MALANG POST – Apa yang membuat sebutir mutiara begitu berharga? Jawabannya diungkap oleh Rinda Puspasari, S.Pi, MP lewat bukunya ‘Bertemu Mutiara, Indonesia’.
Dalam acara launching dan diskusi di Hotel Tugu Malang, buku ini menggali filosofi mendalam dan perjuangan di balik kilau perhiasan mutiara akhir pekan kemarin.
Dengan menghadirkan tiga narasumber ternama, yakni Rinda Puspasari selaku penulis, Prof. Ir. Aida Sartimbul, M.Sc., Ph.D yang merupakan ahli oseanografi perikanan dan dinamika ekosistem laut Universitas Brawijaya (UB), dan Artis Happy Salma, serta diskusi dipandu oleh Wawan Eko Yulianto, SS., MA., Ph.D., seorang penulis sekaligus dosen Universitas Ma Chung.
Rinda Puspasari berbagi kisah di balik penulisan bukunya.
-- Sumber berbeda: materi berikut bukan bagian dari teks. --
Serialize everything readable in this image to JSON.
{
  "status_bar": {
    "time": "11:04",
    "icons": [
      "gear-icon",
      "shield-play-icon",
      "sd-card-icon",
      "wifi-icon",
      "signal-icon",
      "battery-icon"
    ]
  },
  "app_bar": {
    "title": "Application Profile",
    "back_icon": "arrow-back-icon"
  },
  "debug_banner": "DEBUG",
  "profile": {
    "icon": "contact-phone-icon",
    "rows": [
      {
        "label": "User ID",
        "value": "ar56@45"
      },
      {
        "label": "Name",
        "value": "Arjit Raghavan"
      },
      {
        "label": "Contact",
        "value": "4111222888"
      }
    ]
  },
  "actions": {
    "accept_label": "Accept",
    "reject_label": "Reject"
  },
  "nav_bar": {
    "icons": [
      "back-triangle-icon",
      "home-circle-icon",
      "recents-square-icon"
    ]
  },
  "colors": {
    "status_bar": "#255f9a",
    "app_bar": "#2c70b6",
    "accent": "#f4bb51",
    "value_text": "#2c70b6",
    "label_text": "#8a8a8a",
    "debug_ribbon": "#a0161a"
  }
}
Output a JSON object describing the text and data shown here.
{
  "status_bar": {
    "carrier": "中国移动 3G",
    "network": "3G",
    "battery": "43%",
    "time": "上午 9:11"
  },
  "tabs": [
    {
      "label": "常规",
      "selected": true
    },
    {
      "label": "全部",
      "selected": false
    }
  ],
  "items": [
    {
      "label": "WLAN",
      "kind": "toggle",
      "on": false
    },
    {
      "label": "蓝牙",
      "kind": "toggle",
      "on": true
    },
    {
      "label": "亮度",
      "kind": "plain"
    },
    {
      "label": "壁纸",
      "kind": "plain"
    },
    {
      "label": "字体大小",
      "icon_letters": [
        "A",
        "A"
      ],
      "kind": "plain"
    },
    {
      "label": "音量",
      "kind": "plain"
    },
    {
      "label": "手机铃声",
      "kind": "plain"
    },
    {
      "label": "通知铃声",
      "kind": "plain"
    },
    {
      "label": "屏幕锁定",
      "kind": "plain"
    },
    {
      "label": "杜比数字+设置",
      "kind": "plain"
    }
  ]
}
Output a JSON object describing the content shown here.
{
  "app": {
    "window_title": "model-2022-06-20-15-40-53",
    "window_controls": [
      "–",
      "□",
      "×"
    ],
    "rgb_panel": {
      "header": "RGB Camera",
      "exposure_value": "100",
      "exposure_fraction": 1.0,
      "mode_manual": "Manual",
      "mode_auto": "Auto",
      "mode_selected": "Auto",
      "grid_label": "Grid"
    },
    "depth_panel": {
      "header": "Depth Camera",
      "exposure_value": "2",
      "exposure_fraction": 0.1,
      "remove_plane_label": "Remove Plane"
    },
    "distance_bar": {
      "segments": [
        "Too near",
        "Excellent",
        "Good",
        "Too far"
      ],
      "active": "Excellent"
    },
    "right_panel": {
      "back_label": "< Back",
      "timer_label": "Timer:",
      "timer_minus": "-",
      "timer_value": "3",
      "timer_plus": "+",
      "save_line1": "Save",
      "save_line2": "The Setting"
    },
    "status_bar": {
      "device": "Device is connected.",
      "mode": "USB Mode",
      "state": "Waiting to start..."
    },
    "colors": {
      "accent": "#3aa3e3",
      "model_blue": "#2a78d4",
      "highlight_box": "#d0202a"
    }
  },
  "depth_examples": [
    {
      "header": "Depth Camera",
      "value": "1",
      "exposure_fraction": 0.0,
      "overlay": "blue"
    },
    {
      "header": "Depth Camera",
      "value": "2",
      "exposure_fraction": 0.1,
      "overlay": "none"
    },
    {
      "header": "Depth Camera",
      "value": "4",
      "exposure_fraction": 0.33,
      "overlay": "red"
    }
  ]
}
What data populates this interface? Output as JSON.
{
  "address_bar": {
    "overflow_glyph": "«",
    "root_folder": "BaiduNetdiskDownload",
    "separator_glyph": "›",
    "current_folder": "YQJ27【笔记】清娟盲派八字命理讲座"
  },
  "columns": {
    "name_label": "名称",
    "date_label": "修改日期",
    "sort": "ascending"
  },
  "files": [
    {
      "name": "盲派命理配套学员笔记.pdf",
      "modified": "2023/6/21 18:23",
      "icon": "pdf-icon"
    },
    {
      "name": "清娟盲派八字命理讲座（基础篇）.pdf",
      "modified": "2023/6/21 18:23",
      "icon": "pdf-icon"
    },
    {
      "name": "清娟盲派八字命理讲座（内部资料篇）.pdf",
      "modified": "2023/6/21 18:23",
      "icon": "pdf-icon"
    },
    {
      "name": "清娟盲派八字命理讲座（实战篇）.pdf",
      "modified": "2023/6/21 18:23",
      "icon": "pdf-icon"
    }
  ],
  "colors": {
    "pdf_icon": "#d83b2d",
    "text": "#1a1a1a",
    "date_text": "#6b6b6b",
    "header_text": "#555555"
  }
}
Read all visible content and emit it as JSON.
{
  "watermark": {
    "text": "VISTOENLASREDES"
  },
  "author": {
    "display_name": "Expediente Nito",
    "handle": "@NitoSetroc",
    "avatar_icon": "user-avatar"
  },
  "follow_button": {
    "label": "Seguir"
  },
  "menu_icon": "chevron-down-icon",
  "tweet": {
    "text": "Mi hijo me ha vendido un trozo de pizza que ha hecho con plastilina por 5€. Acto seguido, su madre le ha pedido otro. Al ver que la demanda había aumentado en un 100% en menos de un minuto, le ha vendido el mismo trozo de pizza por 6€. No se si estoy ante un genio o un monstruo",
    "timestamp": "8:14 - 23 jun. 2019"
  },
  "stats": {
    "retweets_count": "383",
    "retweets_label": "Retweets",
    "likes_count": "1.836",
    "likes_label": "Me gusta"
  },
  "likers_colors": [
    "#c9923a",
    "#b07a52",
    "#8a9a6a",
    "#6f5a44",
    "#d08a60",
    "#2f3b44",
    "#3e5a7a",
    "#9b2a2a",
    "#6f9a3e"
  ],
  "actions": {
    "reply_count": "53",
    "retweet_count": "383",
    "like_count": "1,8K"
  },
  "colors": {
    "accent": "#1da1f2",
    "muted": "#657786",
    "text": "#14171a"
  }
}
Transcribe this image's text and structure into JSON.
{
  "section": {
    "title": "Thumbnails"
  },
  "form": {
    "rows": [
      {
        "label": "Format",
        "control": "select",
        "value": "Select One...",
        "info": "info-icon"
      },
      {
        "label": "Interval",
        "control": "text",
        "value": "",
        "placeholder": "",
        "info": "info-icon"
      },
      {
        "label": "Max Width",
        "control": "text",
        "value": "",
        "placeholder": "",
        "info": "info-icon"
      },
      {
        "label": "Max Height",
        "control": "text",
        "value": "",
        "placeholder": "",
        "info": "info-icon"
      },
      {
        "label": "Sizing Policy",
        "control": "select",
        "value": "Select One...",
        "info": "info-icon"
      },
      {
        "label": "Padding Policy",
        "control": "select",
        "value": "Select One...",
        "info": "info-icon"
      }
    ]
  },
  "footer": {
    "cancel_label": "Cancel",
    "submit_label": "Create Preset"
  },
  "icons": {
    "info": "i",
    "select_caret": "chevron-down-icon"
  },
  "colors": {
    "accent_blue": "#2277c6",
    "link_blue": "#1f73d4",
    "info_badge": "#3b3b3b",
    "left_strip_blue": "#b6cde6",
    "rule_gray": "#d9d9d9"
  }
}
Ia mengungkapkan bahwa kecintaannya terhadap hewan air membawanya mendalami dunia mutiara.
“Buku ini bukan sekadar tentang mutiara, tetapi juga perjalanan, pengetahuan, dan filosofi di baliknya. Saya berharap buku ini dapat mempererat silaturahmi antar pembaca melalui pemahaman yang lebih dalam tentang mutiara,” ujarnya.

Diskusi buku berjudul Bertemu Mutiara, Indonesia menghadirkan tiga narasumber yakni Rinda Puspasari selaku penulis, Prof. Aida Sartimbul dan Happy Salma aktris dan pegiat usaha perhiasan. (Foto: Istimewa)
Prof. Aida Sartimbul menyoroti perubahan iklim berdampak pada ekosistem laut, termasuk budidaya mutiara. Ia mengungkapkan bahwa pemanasan global menyebabkan penurunan reproduksi kerang yang berperan dalam produksi mutiara.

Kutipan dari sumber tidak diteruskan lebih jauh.